Drying herbs for tea, or culinary use, is fast and easy. Harvest on dry days, preferably in the morning after the dew has evaporated but before the sun is strong, or pick at dusk. Rinse and pat dry, if desired.
While herb bundles hanging upside down look pretty, this process can be messy and the herbs may attract dust or bugs. Instead, strip the herbs from their stems—which hold residual water—and dry them flat, preferably on a mesh screen or tray. (Richters Herbs president Conrad Richter says his late mother used a sweater dryer, an ideal tool for the task.)
Sprinkle the herbs no more than two or three layers thick on the screen. Store away from direct heat and light (room temperature is fine), and fluff them occasionally until they crumble when crushed; leathery, pliable leaves are not dry enough to store.
While her blend varies from season to season, depending on what she has most of in the garden, there’s one absolute: no one herb or flower dominates. “You don’t want to take a sip and have people think, ‘This is mint tea with something in it.’ You want people to say, ‘This is great, what is it?’”
Dowling suggests using one large handful of fresh herbs per four- to six-cup (one- to 1.5-litre) teapot. When making tea with dried herbs, use one tablespoon (15 mL) per mug. These are simply guidelines, though, so amounts will vary according to personal taste, just as the strength of the herbs will vary according to their growing conditions.
Avoid making herbal tea in a metal pot, which is reactive and could affect the taste; choose ceramic or glass instead. Richter believes glass pots add to the ritual; they also make it easier to gauge when the tea is ready. He pours his when the herbs drop to the bottom of the pot. Dowling, who favours a glass Bodum teapot, steeps her herbs for only two to three minutes. “Any longer, and the tea can get bitter,” she says. She pours out all of the tea, even if she’s not drinking it right away; anything left over is saved for later to be enjoyed as iced tea.

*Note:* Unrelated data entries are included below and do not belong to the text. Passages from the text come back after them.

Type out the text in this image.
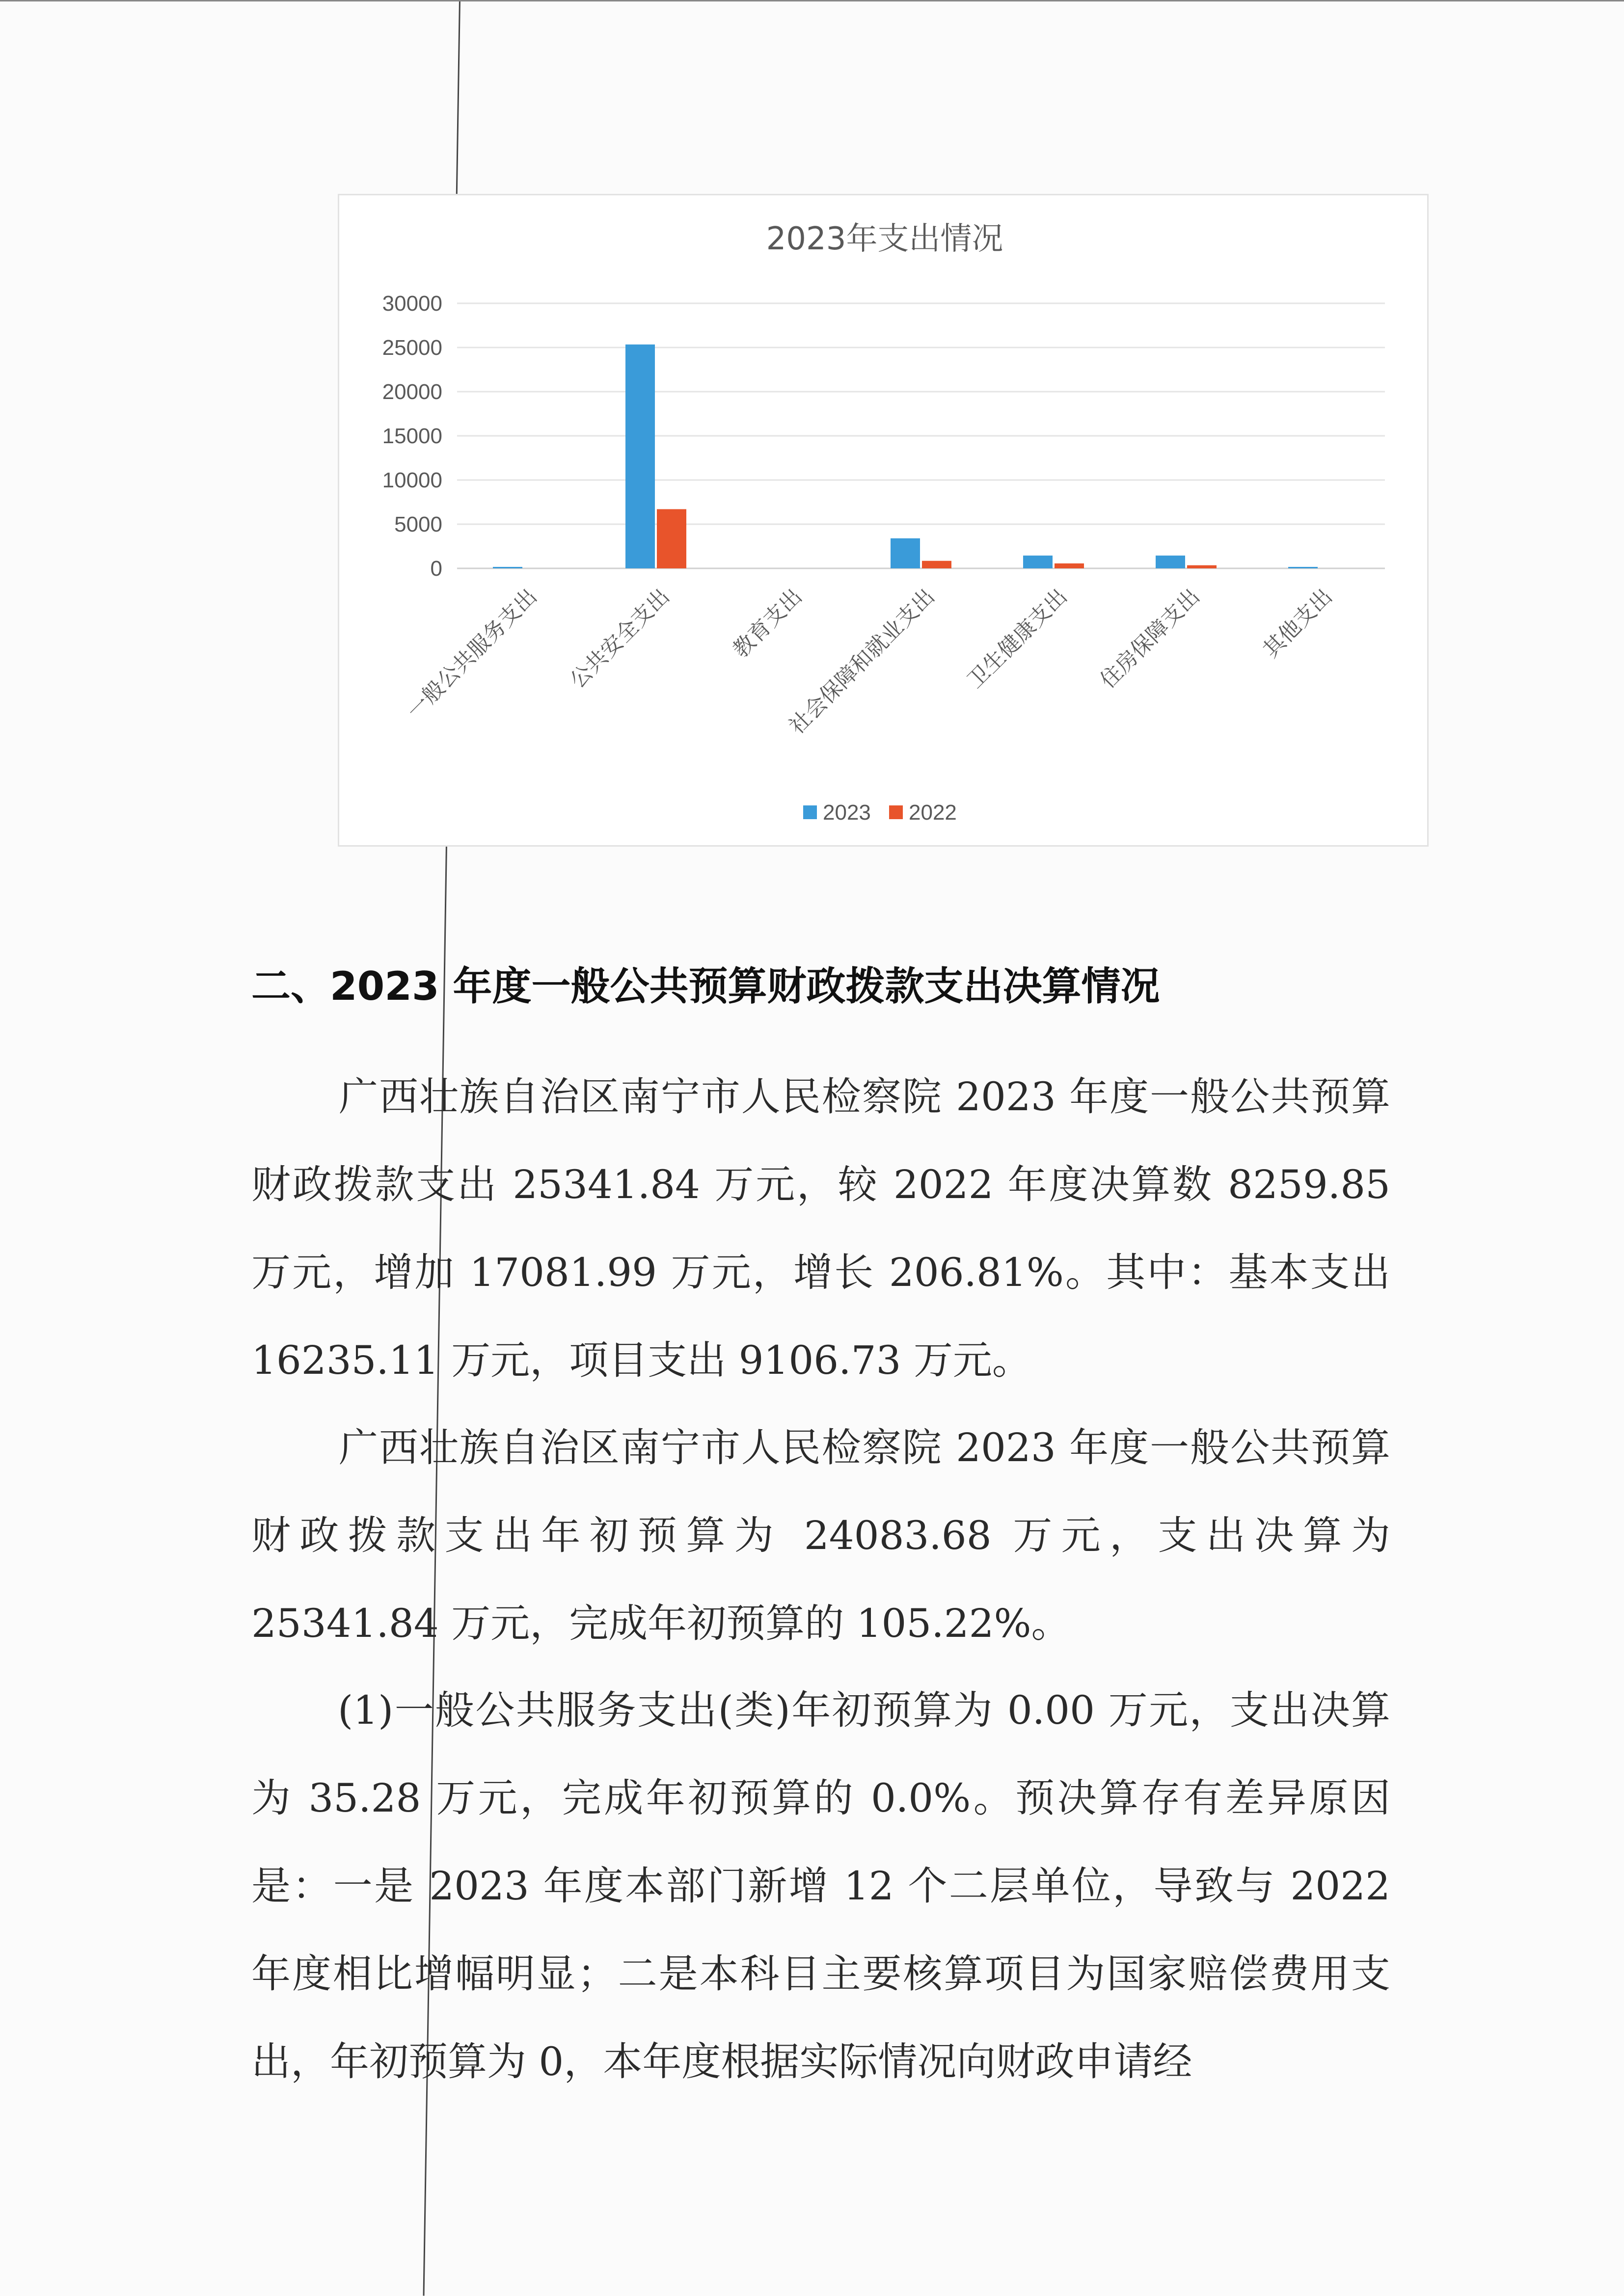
2023年支出情况
0
5000
10000
15000
20000
25000
30000
一般公共服务支出 公共安全支出 教育支出
社会保障和就业支出 卫生健康支出 住房保障支出 其他支出
2023 2022
二、2023 年度一般公共预算财政拨款支出决算情况

广西壮族自治区南宁市人民检察院 2023 年度一般公共预算财政拨款支出 25341.84 万元，较 2022 年度决算数 8259.85 万元，增加 17081.99 万元，增长 206.81%。其中：基本支出 16235.11 万元，项目支出 9106.73 万元。

广西壮族自治区南宁市人民检察院 2023 年度一般公共预算财政拨款支出年初预算为 24083.68 万元，支出决算为 25341.84 万元，完成年初预算的 105.22%。

(1)一般公共服务支出(类)年初预算为 0.00 万元，支出决算为 35.28 万元，完成年初预算的 0.0%。预决算存有差异原因是：一是 2023 年度本部门新增 12 个二层单位，导致与 2022 年度相比增幅明显；二是本科目主要核算项目为国家赔偿费用支出，年初预算为 0，本年度根据实际情况向财政申请经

Conrad Richter of Richters Herbs says people sometimes worry about confusing benign herbs with toxic plants. That’s why it’s extremely important to label all the herbs you’re growing with permanent markers—particularly when you’re just getting to know them, and especially if they return the following season—so you’ll be completely sure of what they are. You must be certain of any herb’s or plant’s identity before using it for tea. And all plants used in the kitchen must be free of chemical sprays.